Whoever or whatever we are, deep down beneath the frothy foam of our individual egocentric attributes, I'm pretty sure that "drinker" or "not a drinker" isn't going to describe our innermost being.

The person who decides whether to drink a beer or not – ah, now we're getting closer to the Real Thing.

Which everyone knows has nothing to do with beer.

Therealthing

September 02, 2007

Surrendering to nothing outside myself

Sometimes I surprise myself. Reading along in a nicely non-dualistic advaitaish book I didn't expect to find myself moved by a passage about surrender.

If you surrender, doesn't it have to be to someone or something outside of yourself? That doesn't sound very non-dual. Usually religions preach the virtue of surrendering either to God or His earthly representative – a prophet, guru, messiah.
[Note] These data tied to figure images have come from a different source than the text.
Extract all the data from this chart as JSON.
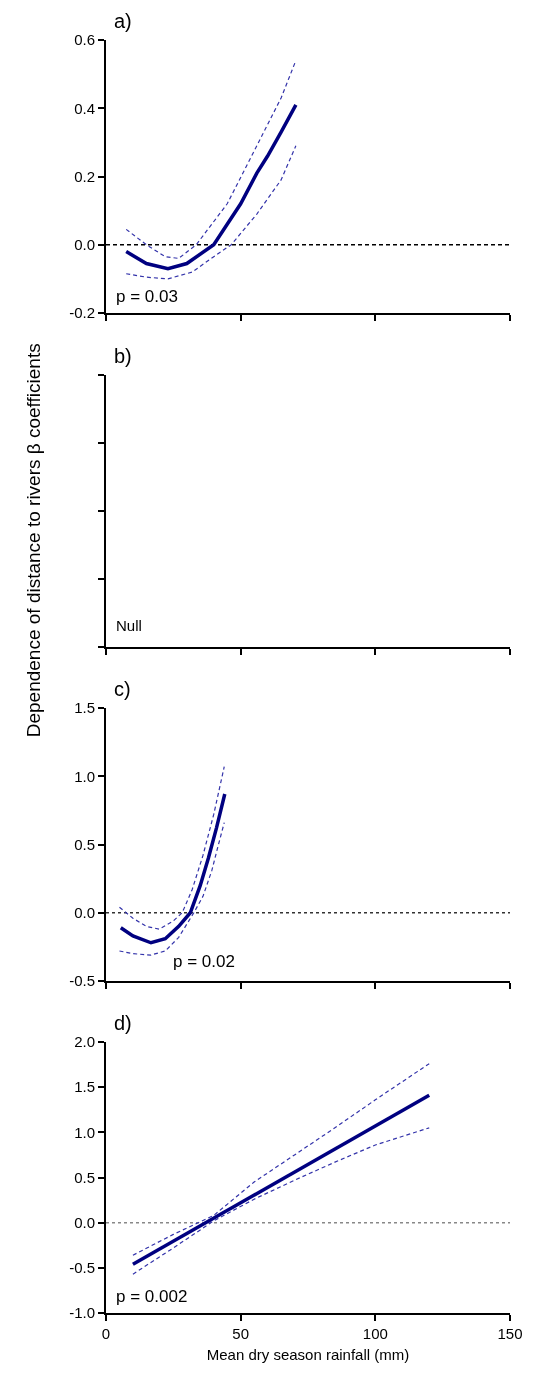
{
  "chart_data": [
    {
      "type": "line",
      "title": "a)",
      "annotations": [
        "p = 0.03"
      ],
      "xlim": [
        0,
        150
      ],
      "xticks": [
        {
          "value": 0,
          "label": null
        },
        {
          "value": 50,
          "label": null
        },
        {
          "value": 100,
          "label": null
        },
        {
          "value": 150,
          "label": null
        }
      ],
      "ylim": [
        -0.2,
        0.6
      ],
      "yticks": [
        {
          "value": -0.2,
          "label": "-0.2"
        },
        {
          "value": 0,
          "label": "0.0"
        },
        {
          "value": 0.2,
          "label": "0.2"
        },
        {
          "value": 0.4,
          "label": "0.4"
        },
        {
          "value": 0.6,
          "label": "0.6"
        }
      ],
      "tick_labels": "y",
      "grid": false,
      "ref_lines": [
        {
          "axis": "y",
          "value": 0,
          "color": "#000000",
          "line_style": "dashed"
        }
      ],
      "series": [
        {
          "color": "#000080",
          "line_style": "solid",
          "x": [
            7.5,
            15,
            23,
            30,
            40,
            50,
            56,
            60,
            65,
            70.5
          ],
          "values": [
            -0.02,
            -0.055,
            -0.07,
            -0.055,
            0,
            0.12,
            0.21,
            0.26,
            0.33,
            0.41
          ]
        },
        {
          "color": "#3333aa",
          "line_style": "dashed",
          "x": [
            7.5,
            15,
            22,
            27,
            33.5,
            45,
            56,
            65,
            70.5
          ],
          "values": [
            0.045,
            0.0,
            -0.035,
            -0.04,
            0,
            0.12,
            0.29,
            0.43,
            0.54
          ]
        },
        {
          "color": "#3333aa",
          "line_style": "dashed",
          "x": [
            7.5,
            15,
            23,
            32,
            40,
            46.5,
            56,
            65,
            70.5
          ],
          "values": [
            -0.085,
            -0.095,
            -0.1,
            -0.08,
            -0.035,
            0,
            0.09,
            0.19,
            0.29
          ]
        }
      ]
    },
    {
      "type": "other",
      "title": "b)",
      "ylabel": "Dependence of distance to rivers β coefficients",
      "annotations": [
        "Null"
      ]
    },
    {
      "type": "line",
      "title": "c)",
      "annotations": [
        "p = 0.02"
      ],
      "xlim": [
        0,
        150
      ],
      "xticks": [
        {
          "value": 0,
          "label": null
        },
        {
          "value": 50,
          "label": null
        },
        {
          "value": 100,
          "label": null
        },
        {
          "value": 150,
          "label": null
        }
      ],
      "ylim": [
        -0.5,
        1.5
      ],
      "yticks": [
        {
          "value": -0.5,
          "label": "-0.5"
        },
        {
          "value": 0,
          "label": "0.0"
        },
        {
          "value": 0.5,
          "label": "0.5"
        },
        {
          "value": 1,
          "label": "1.0"
        },
        {
          "value": 1.5,
          "label": "1.5"
        }
      ],
      "tick_labels": "y",
      "grid": false,
      "ref_lines": [
        {
          "axis": "y",
          "value": 0,
          "color": "#333333",
          "line_style": "dotted"
        }
      ],
      "series": [
        {
          "color": "#000080",
          "line_style": "solid",
          "x": [
            5.5,
            10,
            16.7,
            22,
            27,
            31.3,
            35,
            38,
            41,
            44.1
          ],
          "values": [
            -0.11,
            -0.17,
            -0.22,
            -0.19,
            -0.1,
            0,
            0.2,
            0.4,
            0.62,
            0.87
          ]
        },
        {
          "color": "#3333aa",
          "line_style": "dashed",
          "x": [
            5,
            10,
            15,
            19.8,
            25,
            28.3,
            32,
            36,
            40,
            43.9
          ],
          "values": [
            0.04,
            -0.04,
            -0.1,
            -0.12,
            -0.06,
            0,
            0.17,
            0.42,
            0.72,
            1.07
          ]
        },
        {
          "color": "#3333aa",
          "line_style": "dashed",
          "x": [
            5,
            10,
            16.7,
            22,
            27,
            32.6,
            36,
            39.3,
            41.5,
            43.9
          ],
          "values": [
            -0.28,
            -0.3,
            -0.31,
            -0.28,
            -0.18,
            0,
            0.12,
            0.31,
            0.48,
            0.66
          ]
        }
      ]
    },
    {
      "type": "line",
      "title": "d)",
      "xlabel": "Mean dry season rainfall (mm)",
      "annotations": [
        "p = 0.002"
      ],
      "xlim": [
        0,
        150
      ],
      "xticks": [
        0,
        50,
        100,
        150
      ],
      "ylim": [
        -1.0,
        2.0
      ],
      "yticks": [
        {
          "value": -1,
          "label": "-1.0"
        },
        {
          "value": -0.5,
          "label": "-0.5"
        },
        {
          "value": 0,
          "label": "0.0"
        },
        {
          "value": 0.5,
          "label": "0.5"
        },
        {
          "value": 1,
          "label": "1.0"
        },
        {
          "value": 1.5,
          "label": "1.5"
        },
        {
          "value": 2,
          "label": "2.0"
        }
      ],
      "grid": false,
      "ref_lines": [
        {
          "axis": "y",
          "value": 0,
          "color": "#888888",
          "line_style": "dotted"
        }
      ],
      "series": [
        {
          "color": "#000080",
          "line_style": "solid",
          "x": [
            10,
            120
          ],
          "values": [
            -0.46,
            1.41
          ]
        },
        {
          "color": "#3333aa",
          "line_style": "dashed",
          "x": [
            10,
            25,
            40,
            55,
            70,
            85,
            100,
            120
          ],
          "values": [
            -0.36,
            -0.13,
            0.08,
            0.45,
            0.75,
            1.05,
            1.36,
            1.76
          ]
        },
        {
          "color": "#3333aa",
          "line_style": "dashed",
          "x": [
            10,
            25,
            40,
            55,
            70,
            85,
            100,
            120
          ],
          "values": [
            -0.57,
            -0.28,
            0.02,
            0.26,
            0.47,
            0.67,
            0.86,
            1.05
          ]
        }
      ]
    }
  ]
}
I don't like the idea of surrender under those terms. Throwing myself at the mercy of an imaginary being called "God" makes as much sense as pleading to the Easter Bunny or Santa Claus to take care of me.

And surrendering to another human being – that's got too much of a master/slave thing going on.
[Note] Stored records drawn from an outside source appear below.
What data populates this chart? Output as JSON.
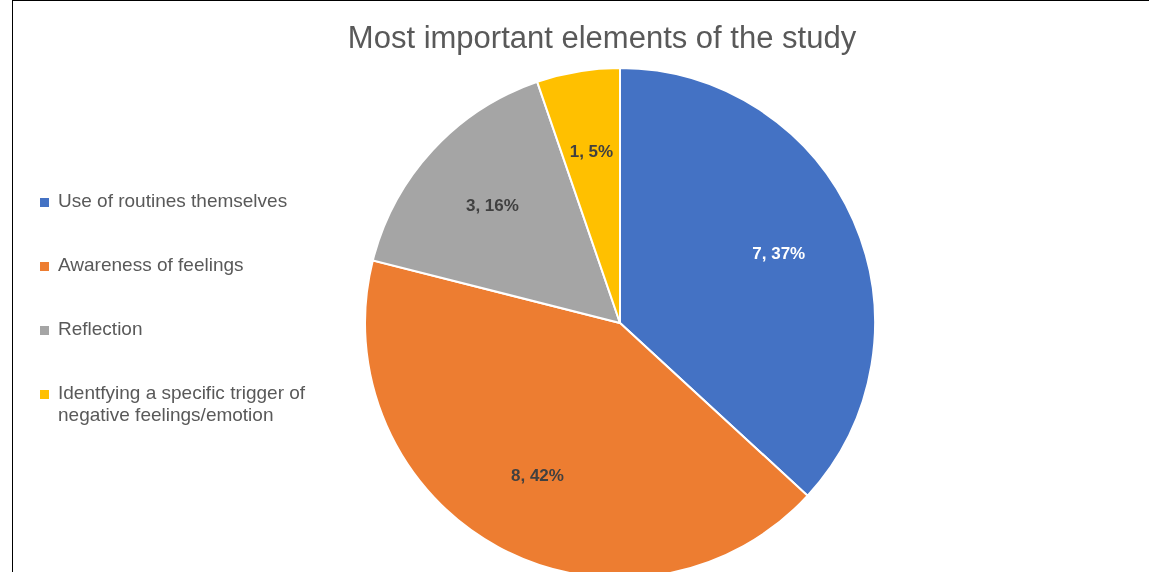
{
  "chart_data": {
    "type": "pie",
    "title": "Most important elements of the study",
    "categories": [
      "Use of routines themselves",
      "Awareness of feelings",
      "Reflection",
      "Identfying a specific trigger of negative feelings/emotion"
    ],
    "values": [
      7,
      8,
      3,
      1
    ],
    "colors": [
      "#4472c4",
      "#ed7d31",
      "#a5a5a5",
      "#ffc000"
    ],
    "value_labels": [
      "7, 37%",
      "8, 42%",
      "3, 16%",
      "1, 5%"
    ],
    "legend": "left"
  }
}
But there's another way of looking at surrender: to reality. Which, since I seem to be just about as real (or unreal) as anything else, includes me. Here's how Ramana Maharshi puts it in excerpts from his writings quoted in "One."

Complete surrender is another name for jnana or liberation. Offer yourself up unconditionally to the power that is your own source.

It is enough that one surrenders oneself. Surrender is to give oneself up to the original cause of one's being. Do not delude yourself by imagining such a source to be some God outside you. Your source is within yourself. Give yourself up to it.

I've read several books about Ramana's teachings. What can be confusing about is the way he bounces back and forth between speaking of the Self as the non-dual essence of everything, and talking about God in a seemingly theistic manner.

However, just as with Ibn 'Arabi, I've learned to mentally translate Ramana's "He's" and "Him's" into "That's." Ramana recognized that some people are drawn to a conception of a personal divinity, so he gave them what they wanted.

What I want, though, isn't surrender to another person – even if it supposedly is the Big Man Upstairs. Reality will do just fine, thank you.

And that's what I feel I get from Ramana, once I burrow beneath the apparent monotheism of his words and hit a deeper vein of non-duality.

Complete surrender does require that you have no desire of your own, that God's desire alone is your desire and that you have no desire of your own.

Banish even the thought "I am a fit instrument for Him" and remain still.

Abidance in one's real state is ceasing to exist as a slave [of God]; it is remaining even without the thought "I am a slave" rising; it is egoless mauna [silence], utterly still, having no mental movements. The unlimited consciousness that shines in this state is the [true] consciousness.

Surrender to Him and abide by His will whether he appears or vanishes; await His pleasure. If you ask Him to do as you please, it is not surrender but command to Him. You cannot have Him obey you and yet think that you have surrendered.

He knows what is best and when and how to do it. Leave everything to Him. His is the burden; you have no longer any cares. All your cares are His. Such is surrender. This is bhakti.

Or, enquire to whom these questions arise. Dive deep in the Heart and remain as the Self. One of these two ways is open to the aspirant.

Two ways? Maybe. However, I suspect they're the same way.